Take an empty plastic bottle, stuff it to the brim with inorganic refuse like paper and plastic, and you’ve made your very own eco-brick. Now collect 13,000 more and you’re ready to build your very own school. Local masons use the bottles in place of cinder blocks, wrapping them in chicken wire and coating the outside with a plaster of concrete. They're as structurally sound as traditional building methods, cheaper, and remove hundreds of pounds of trash from local watersheds.

Here in Chaquijyá, Manna Project is still in the middle of phase one: environmental education and bottle stuffing. It’s a funny thing to teach a roomful of bewildered Mayan men and women how to stuff plastic bottles with trash because a school built from trash-filled bottles is hard to imagine. So we’re trying a broad approach: We’ve recruited the local community leaders (COCODES), the primary and pre-schools, a local microfinance organization, and a slew of friends we’ve made along the way to help spread the word. We recently installed trashcans along the main road to make trash collection easier, and next month we will begin our bottle stuffing competition between 3rd through 6th graders to get the ball rolling in two separate elementary schools. Along the way, we're seeing the community come together on the project.

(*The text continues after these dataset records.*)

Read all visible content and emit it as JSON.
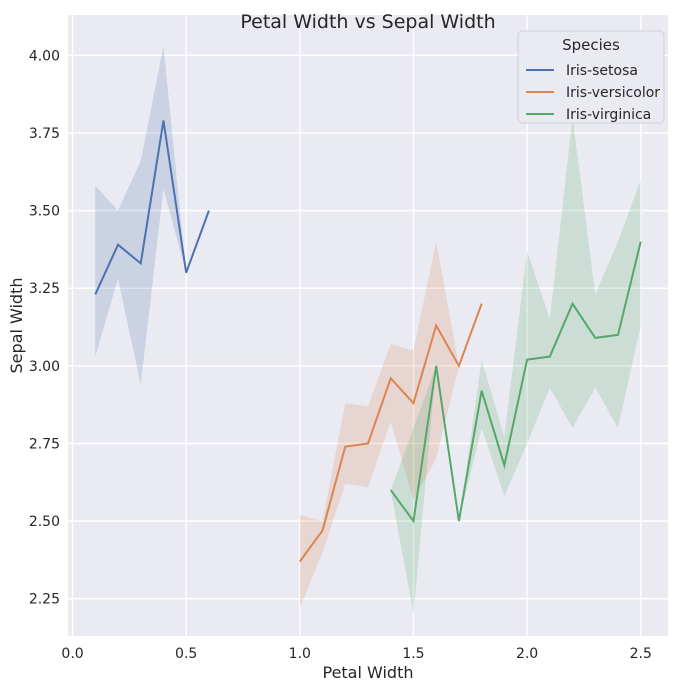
{
  "chart_data": {
    "type": "line",
    "title": "Petal Width vs Sepal Width",
    "xlabel": "Petal Width",
    "ylabel": "Sepal Width",
    "xlim": [
      -0.02,
      2.62
    ],
    "ylim": [
      2.13,
      4.13
    ],
    "xticks": [
      0.0,
      0.5,
      1.0,
      1.5,
      2.0,
      2.5
    ],
    "xtick_labels": [
      "0.0",
      "0.5",
      "1.0",
      "1.5",
      "2.0",
      "2.5"
    ],
    "yticks": [
      2.25,
      2.5,
      2.75,
      3.0,
      3.25,
      3.5,
      3.75,
      4.0
    ],
    "ytick_labels": [
      "2.25",
      "2.50",
      "2.75",
      "3.00",
      "3.25",
      "3.50",
      "3.75",
      "4.00"
    ],
    "grid": true,
    "legend": {
      "title": "Species",
      "position": "top-right"
    },
    "colors": {
      "background": "#eaeaf2",
      "grid": "#ffffff",
      "setosa": "#4c72b0",
      "versicolor": "#dd8452",
      "virginica": "#55a868"
    },
    "series": [
      {
        "name": "Iris-setosa",
        "color": "#4c72b0",
        "x": [
          0.1,
          0.2,
          0.3,
          0.4,
          0.5,
          0.6
        ],
        "y": [
          3.23,
          3.39,
          3.33,
          3.79,
          3.3,
          3.5
        ],
        "lower": [
          3.03,
          3.28,
          2.94,
          3.57,
          3.3,
          3.5
        ],
        "upper": [
          3.58,
          3.5,
          3.66,
          4.03,
          3.3,
          3.5
        ]
      },
      {
        "name": "Iris-versicolor",
        "color": "#dd8452",
        "x": [
          1.0,
          1.1,
          1.2,
          1.3,
          1.4,
          1.5,
          1.6,
          1.7,
          1.8
        ],
        "y": [
          2.37,
          2.47,
          2.74,
          2.75,
          2.96,
          2.88,
          3.13,
          3.0,
          3.2
        ],
        "lower": [
          2.22,
          2.4,
          2.62,
          2.61,
          2.82,
          2.57,
          2.7,
          3.0,
          3.2
        ],
        "upper": [
          2.52,
          2.5,
          2.88,
          2.87,
          3.07,
          3.05,
          3.4,
          3.0,
          3.2
        ]
      },
      {
        "name": "Iris-virginica",
        "color": "#55a868",
        "x": [
          1.4,
          1.5,
          1.6,
          1.7,
          1.8,
          1.9,
          2.0,
          2.1,
          2.2,
          2.3,
          2.4,
          2.5
        ],
        "y": [
          2.6,
          2.5,
          3.0,
          2.5,
          2.92,
          2.68,
          3.02,
          3.03,
          3.2,
          3.09,
          3.1,
          3.4
        ],
        "lower": [
          2.6,
          2.2,
          3.0,
          2.5,
          2.8,
          2.58,
          2.75,
          2.93,
          2.8,
          2.93,
          2.8,
          3.13
        ],
        "upper": [
          2.6,
          2.8,
          3.0,
          2.5,
          3.02,
          2.77,
          3.37,
          3.15,
          3.8,
          3.23,
          3.4,
          3.6
        ]
      }
    ]
  }
}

Now we realize the trash collection for this project is a temporary solution to Guatemala’s general waste management problems, but it's a start, and it highlights the long-term positives of responsible trash policies. The timeline is long, but the change is real. The development world needs more projects like these: creative, holistic, and community-led. Therein killing at least two birds with one stuffed bottle.